We must return to the legal status quo adopted in 1990 by the Supreme Council of the Republic of Georgia and its head, Zviad Gamsakhurdia, when the autonomous region was completely abolished,” Cheishvili said.
Georgian Dream parliamentary speaker Shalva Papuashvili said that the administration had been created in violation of the Constitution and included an equally unconstitutional alternative government.
“In November 2006, unconstitutional elections were held in the Tskhinvali region, organized by the National Movement government. A so-called president of South Ossetia was declared and a so-called ‘alternative government of South Ossetia’ was formed.

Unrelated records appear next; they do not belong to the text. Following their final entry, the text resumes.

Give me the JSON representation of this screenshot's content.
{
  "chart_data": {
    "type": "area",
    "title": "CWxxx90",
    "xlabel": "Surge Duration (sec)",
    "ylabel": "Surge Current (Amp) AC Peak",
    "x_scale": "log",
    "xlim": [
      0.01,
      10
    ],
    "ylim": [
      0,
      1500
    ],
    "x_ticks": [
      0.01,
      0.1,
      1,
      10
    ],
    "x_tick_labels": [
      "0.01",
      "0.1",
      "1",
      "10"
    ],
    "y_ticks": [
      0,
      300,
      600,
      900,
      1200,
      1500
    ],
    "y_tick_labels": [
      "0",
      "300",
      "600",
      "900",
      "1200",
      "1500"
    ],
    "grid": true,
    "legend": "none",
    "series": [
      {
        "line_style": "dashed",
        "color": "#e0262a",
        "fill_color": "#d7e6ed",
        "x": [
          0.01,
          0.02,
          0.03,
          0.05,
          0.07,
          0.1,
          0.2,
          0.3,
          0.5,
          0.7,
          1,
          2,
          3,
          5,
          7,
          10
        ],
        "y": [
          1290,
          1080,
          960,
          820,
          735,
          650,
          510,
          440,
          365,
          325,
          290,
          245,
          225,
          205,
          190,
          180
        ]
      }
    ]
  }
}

By taking this step, the government at the time indirectly legitimized separatist processes, which amounted to a clear and serious betrayal of Georgia’s state interests.
This decision artificially restored the administrative borders of the Soviet-era autonomous region that had been abolished in 1990. It later became one of the factors contributing to Russia’s military aggression in 2008 and the occupation of Georgia’s historic region of Samachablo.
For years, Georgia worked to strengthen its policy of non-recognition of the separatist regions. Even the indirect use of the term ‘South Ossetia’ by the National Movement regime constituted a violation of the Constitution and a betrayal of national interests. There is no such concept as ‘South Ossetia’ in Georgia’s legal and political space,” Papuashvili said.